The owners are arguing they were not fully advised of the significance or the risks of having a mortgage in a foreign currency. When the Swiss franc strengthened against the British pound their mortgage payments rose dramatically.
"The cases all arise from off-plan property bought between 2004 and 2008 often sight unseen through a 'one-stop-shop' with a group of developers, financial advisors and estate agents working together," says Neil Heaney chief executive of property investment recovery firm Judicare, which is representing more than 200 clients.
Swiss franc denominated mortgages were commonly used to purchase property in several European countries, as borrowers looked to take advantage of Switzerland's low interest rates.
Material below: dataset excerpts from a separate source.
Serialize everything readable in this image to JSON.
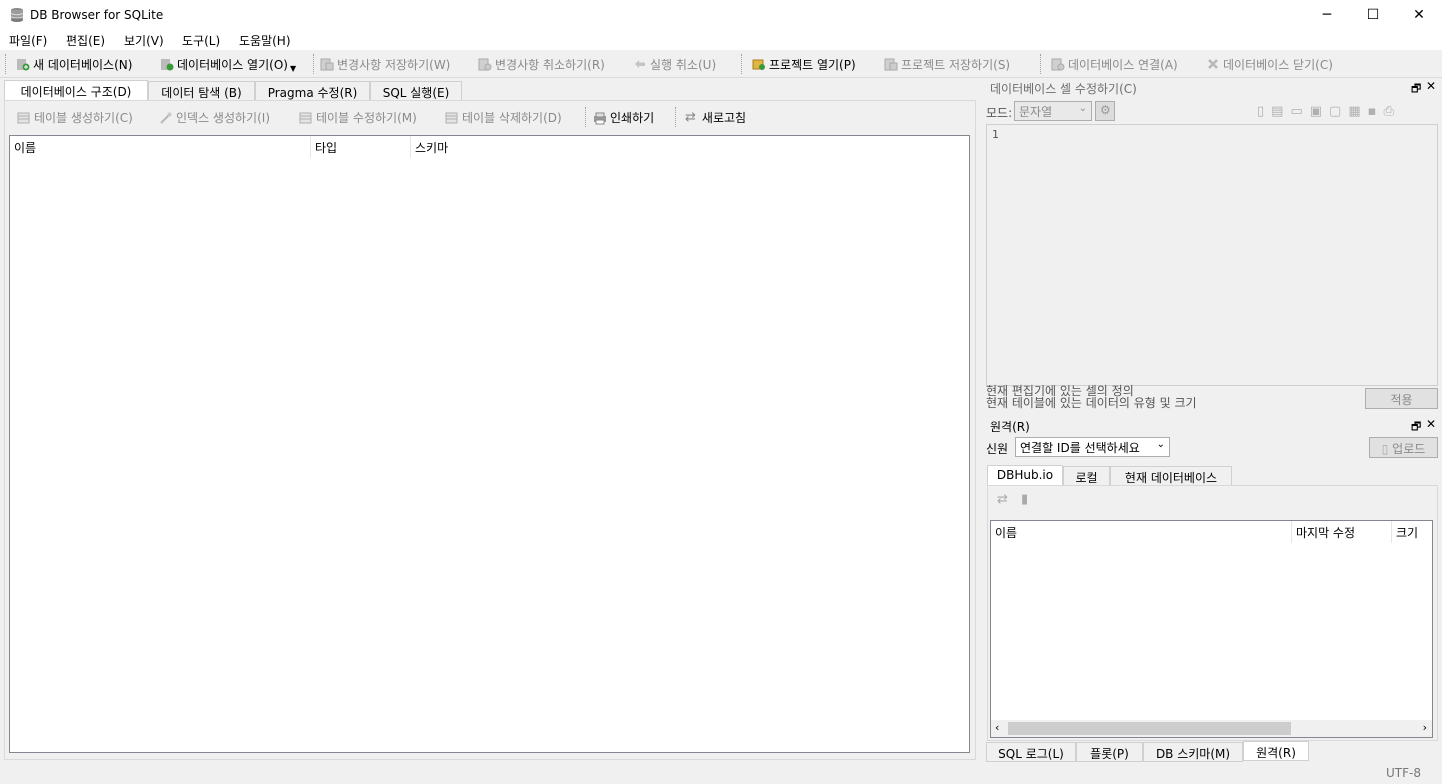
{
  "window": {
    "title": "DB Browser for SQLite",
    "controls": {
      "minimize": "─",
      "maximize": "☐",
      "close": "✕"
    }
  },
  "menu": [
    "파일(F)",
    "편집(E)",
    "보기(V)",
    "도구(L)",
    "도움말(H)"
  ],
  "toolbar": {
    "new_db": "새 데이터베이스(N)",
    "open_db": "데이터베이스 열기(O)",
    "write_changes": "변경사항 저장하기(W)",
    "revert_changes": "변경사항 취소하기(R)",
    "undo": "실행 취소(U)",
    "open_project": "프로젝트 열기(P)",
    "save_project": "프로젝트 저장하기(S)",
    "attach_db": "데이터베이스 연결(A)",
    "close_db": "데이터베이스 닫기(C)"
  },
  "tabs": [
    "데이터베이스 구조(D)",
    "데이터 탐색 (B)",
    "Pragma 수정(R)",
    "SQL 실행(E)"
  ],
  "structure_toolbar": {
    "create_table": "테이블 생성하기(C)",
    "create_index": "인덱스 생성하기(I)",
    "modify_table": "테이블 수정하기(M)",
    "delete_table": "테이블 삭제하기(D)",
    "print": "인쇄하기",
    "refresh": "새로고침"
  },
  "structure_columns": [
    "이름",
    "타입",
    "스키마"
  ],
  "cell_editor": {
    "title": "데이터베이스 셀 수정하기(C)",
    "mode_label": "모드:",
    "mode_value": "문자열",
    "line_number": "1",
    "info_line1": "현재 편집기에 있는 셀의 정의",
    "info_line2": "현재 테이블에 있는 데이터의 유형 및 크기",
    "apply": "적용"
  },
  "remote": {
    "title": "원격(R)",
    "identity_label": "신원",
    "identity_value": "연결할 ID를 선택하세요",
    "upload": "업로드",
    "tabs": [
      "DBHub.io",
      "로컬",
      "현재 데이터베이스"
    ],
    "columns": [
      "이름",
      "마지막 수정",
      "크기"
    ]
  },
  "bottom_tabs": [
    "SQL 로그(L)",
    "플롯(P)",
    "DB 스키마(M)",
    "원격(R)"
  ],
  "status": {
    "encoding": "UTF-8"
  }
}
However as Europe slid towards recession in 2008, confidence in the franc caused it to strengthen significantly,
A British pound was worth 2.07 Swiss francs in August 2008; now it is worth 1.44 francs.
In Cyprus owners were left with properties valued far below the purchase price and mortgage repayments that were rising dramatically due to the rise of the franc. In some cases, their property was never built and they face the threat of litigation from U.K. banks determined to recoup outstanding mortgage repayments.
"There can be advantages to currency mortgages but the one thing that should always be fully understood is the risk due to fluctuations in the exchange rate," says Andy Scott of foreign exchange brokers HIFX.
A swing in currency exchange rates can benefit a buyer, but market fluctuations are a constant danger, Mr. Scott says.
"Those who took out Swiss franc mortgages when rates were low are one group who are now unfortunately suffering," Mr. Scott told WPC News. "The key is to always consider risk versus rewards."
Lawyers for the Cyprus buyers claim that the purchases were handled improperly and should be declared void. Buyers often didn't see the property or even visit Cyprus before buying property, they say.
In their absence, their sales were handled using a Power of Attorney, which the lawyers argue was "not obtained or implemented correctly." In order to be valid the power of attorney that buyers sign must be ratified by the certifying officer to say he knows the client or has seen clear identification, according to Stylianos Christoforou, a Cypriot lawyer employed by Judicare to handle these cases.
The first cases in Cyprus are due to come to court in mid-October, the lawyers say.